Profile of an Auteur: Stanley Kubrick

Words by Naomi Jeffreys

Definition of an Auteur: A filmmaker who influences their movies so much that they rank as their author.

Stanley Kubrick, was a Jewish-American filmmaker who rose to prominence because of his distinct film-making style. His films are acclaimed for their technical perfection and the deep symbolism.

He is known for Lolita, amongst others films, including the gory horror film A Clockwork Orange. 

 He was often nominated for awards, he was nominated for an Oscar for Lolita for Best Adapted Screenplay. He was then nominated for a Golden Globe for Best Director.

What’s more, some of his work was extremely controversial because of their graphic and sexual content. He was not afraid to push boundaries, he always had his own slant on films and is a true Auteur.

Full Metal Jacket (1987) is an interesting film because of his use of music, he uses music seemingly at odd times in the film. The music becomes another character, it clashes, at times, with the action. But, again, this was Kubrick firmly stamping his mark on his films. The film is brutal, angry — and is consequently absorbing to watch.

Kubrick is considered an Auteur because of his long production period, Kubrick took years to complete a film, ensuring that every shot was perfect. Kubrick also worked with a small production group, this allowed Kubrick to remain in control at all times.

What’s more, Kubrick also quite often would undertake the roles of Director, Producer and Writer, again to remain in control. Kubrick himself strived for privacy and consequently became a recluse.

Perhaps most of all, Kubrick strived for technical perfection, he was a true Auteur, whose work has inspired many a filmmaker, and continues to do so. His films have become part of cinema history.

 “What we were after now was the old surprise visit. That was a real kick and good for laughs and lashings of the old ultraviolent. ” Alex, A Clockwork Orange 

Classic review: ‘A Clockwork Orange’

Stanley Kubrick’s 1972 adaptation of Anthony Burgess’ novel from 1962 is a cult classic that has influenced British society more than most other films have ever achieved. AFI named ‘A Clockwork Orange’ 4th best science fiction film of all time. The film was withdrawn from the public by Kubrick himself after the film inspired many copycat ultra-violent beatings as displayed in the film, including a rape where the protagonists sang ‘Singin’ in the rain’, an exact replication of the scene in the film. This is a perfect example of the ‘hypodermic syringe theory’, where the media injects society with ideas, not always positive. The film was withdrawn from the UK for 27 years. Maybe Kubrick and Burgess were trying to create an updated Orwell style of the potential failings of the advancement of science. Director Stanley Kubrick describes the film as, ’a social satire dealing with the question of whether behavioural psychology and psychological conditioning are dangerous new weapons for a totalitarian government to use to impose vast controls on its citizens and turn them into little more than robots’.

Malcolm McDowell plays Alex, leader of a gang of ‘Droogs’, a young charismatic psychopath who becomes brainwashed by an authoritarian and totalitarian British government through aversion therapy. This occurs after finding himself in prison after beating and murdering an older woman. McDowell was nominated for Best Actor Golden Globe and won a New York film critics Award. McDowell plays a character that happily ‘robs, tortures, and rapes without conscience or remorse’.

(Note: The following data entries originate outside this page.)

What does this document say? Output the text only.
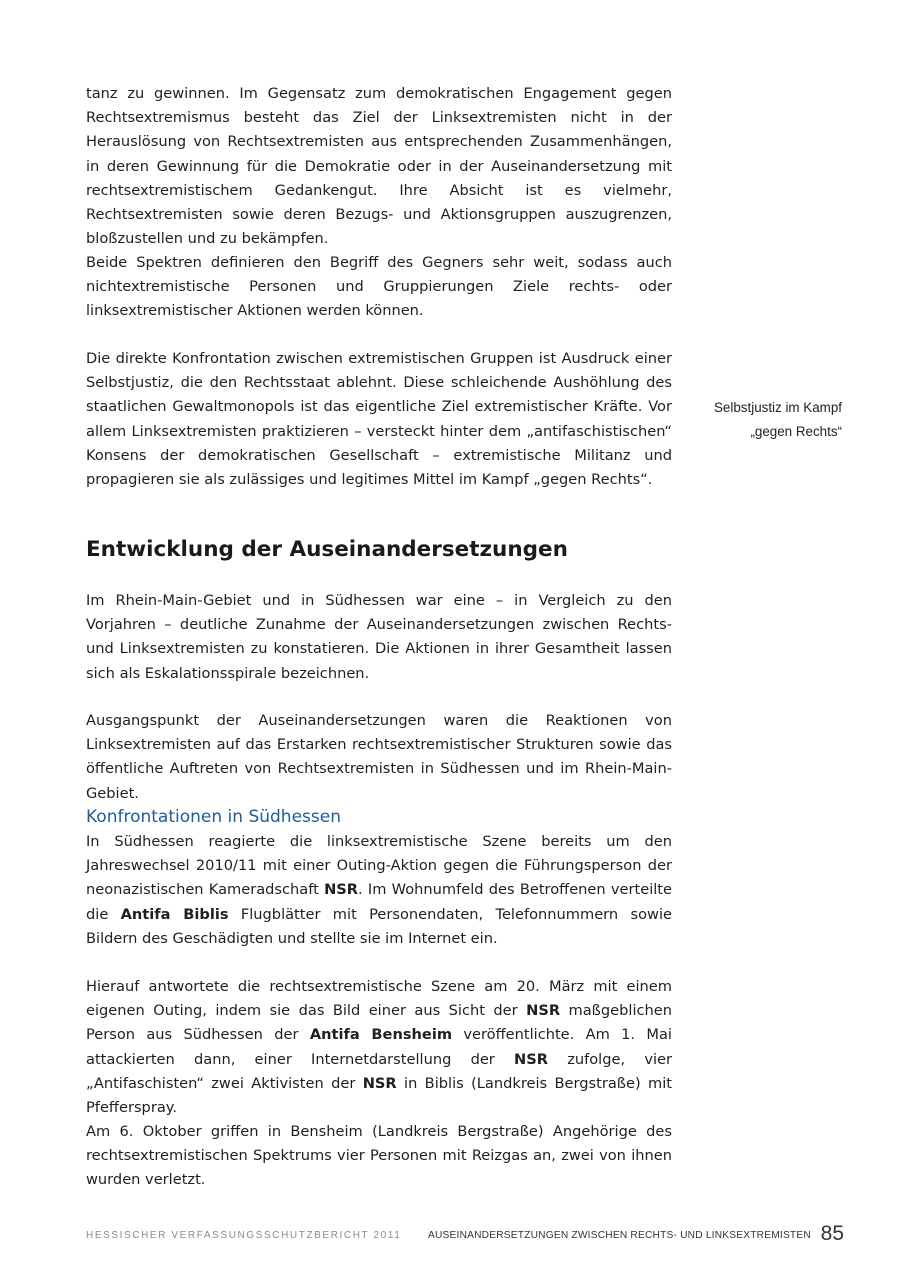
tanz zu gewinnen. Im Gegensatz zum demokratischen Engagement gegen Rechtsextremismus besteht das Ziel der Linksextremisten nicht in der Herauslösung von Rechtsextremisten aus entsprechenden Zusammenhängen, in deren Gewinnung für die Demokratie oder in der Auseinandersetzung mit rechtsextremistischem Gedankengut. Ihre Absicht ist es vielmehr, Rechtsextremisten sowie deren Bezugs- und Aktionsgruppen auszugrenzen, bloßzustellen und zu bekämpfen.

Beide Spektren definieren den Begriff des Gegners sehr weit, sodass auch nichtextremistische Personen und Gruppierungen Ziele rechts- oder linksextremistischer Aktionen werden können.

Die direkte Konfrontation zwischen extremistischen Gruppen ist Ausdruck einer Selbstjustiz, die den Rechtsstaat ablehnt. Diese schleichende Aushöhlung des staatlichen Gewaltmonopols ist das eigentliche Ziel extremistischer Kräfte. Vor allem Linksextremisten praktizieren – versteckt hinter dem „antifaschistischen“ Konsens der demokratischen Gesellschaft – extremistische Militanz und propagieren sie als zulässiges und legitimes Mittel im Kampf „gegen Rechts“.

Selbstjustiz im Kampf
„gegen Rechts“
Entwicklung der Auseinandersetzungen

Im Rhein-Main-Gebiet und in Südhessen war eine – in Vergleich zu den Vorjahren – deutliche Zunahme der Auseinandersetzungen zwischen Rechts- und Linksextremisten zu konstatieren. Die Aktionen in ihrer Gesamtheit lassen sich als Eskalationsspirale bezeichnen.

Ausgangspunkt der Auseinandersetzungen waren die Reaktionen von Linksextremisten auf das Erstarken rechtsextremistischer Strukturen sowie das öffentliche Auftreten von Rechtsextremisten in Südhessen und im Rhein-Main-Gebiet.

Konfrontationen in Südhessen

In Südhessen reagierte die linksextremistische Szene bereits um den Jahreswechsel 2010/11 mit einer Outing-Aktion gegen die Führungsperson der neonazistischen Kameradschaft NSR. Im Wohnumfeld des Betroffenen verteilte die Antifa Biblis Flugblätter mit Personendaten, Telefonnummern sowie Bildern des Geschädigten und stellte sie im Internet ein.

Hierauf antwortete die rechtsextremistische Szene am 20. März mit einem eigenen Outing, indem sie das Bild einer aus Sicht der NSR maßgeblichen Person aus Südhessen der Antifa Bensheim veröffentlichte. Am 1. Mai attackierten dann, einer Internetdarstellung der NSR zufolge, vier „Antifaschisten“ zwei Aktivisten der NSR in Biblis (Landkreis Bergstraße) mit Pfefferspray.

Am 6. Oktober griffen in Bensheim (Landkreis Bergstraße) Angehörige des rechtsextremistischen Spektrums vier Personen mit Reizgas an, zwei von ihnen wurden verletzt.

HESSISCHER VERFASSUNGSSCHUTZBERICHT 2011	AUSEINANDERSETZUNGEN ZWISCHEN RECHTS- UND LINKSEXTREMISTEN 85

Post aversion therapy, Alex simply becomes a decent citizen. However, this is not natural, his goodness is involuntary. Kubrick uses the role of a chaplain to emphasise that Alex’s goodness is faith and that it should come naturally. Alex has become the ‘Clockwork Orange’, organic and healthy on the outside whilst maintaining simple false mechanisms on the inside. Not pure may be a better term. The moral of this film is that society and people should not be controlled. Maybe it would be better to have a society controlled by the government; however this creates an oppressed and insincere society.

The sheer brutality is simply incomprehensible, whilst at the same time it is hideous to watch victims of crime being so dehumanised. Regardless, morbid curiosity is what makes this film so controversial and different. Kubrick’s adaptation of the novel displays a devious and shocking examination of violence in human society. It has been so popular as its controversy attracted rumours and the main stream ‘rebels’ who watched it despite its 27 year ban from the early 70s. Like many things censored, the desire to know more led to a desire to watch this film. Also, it was the first film to use a Dolby surround sound! A truly unique and disgusting film that oozes brilliance. A warning to future generations.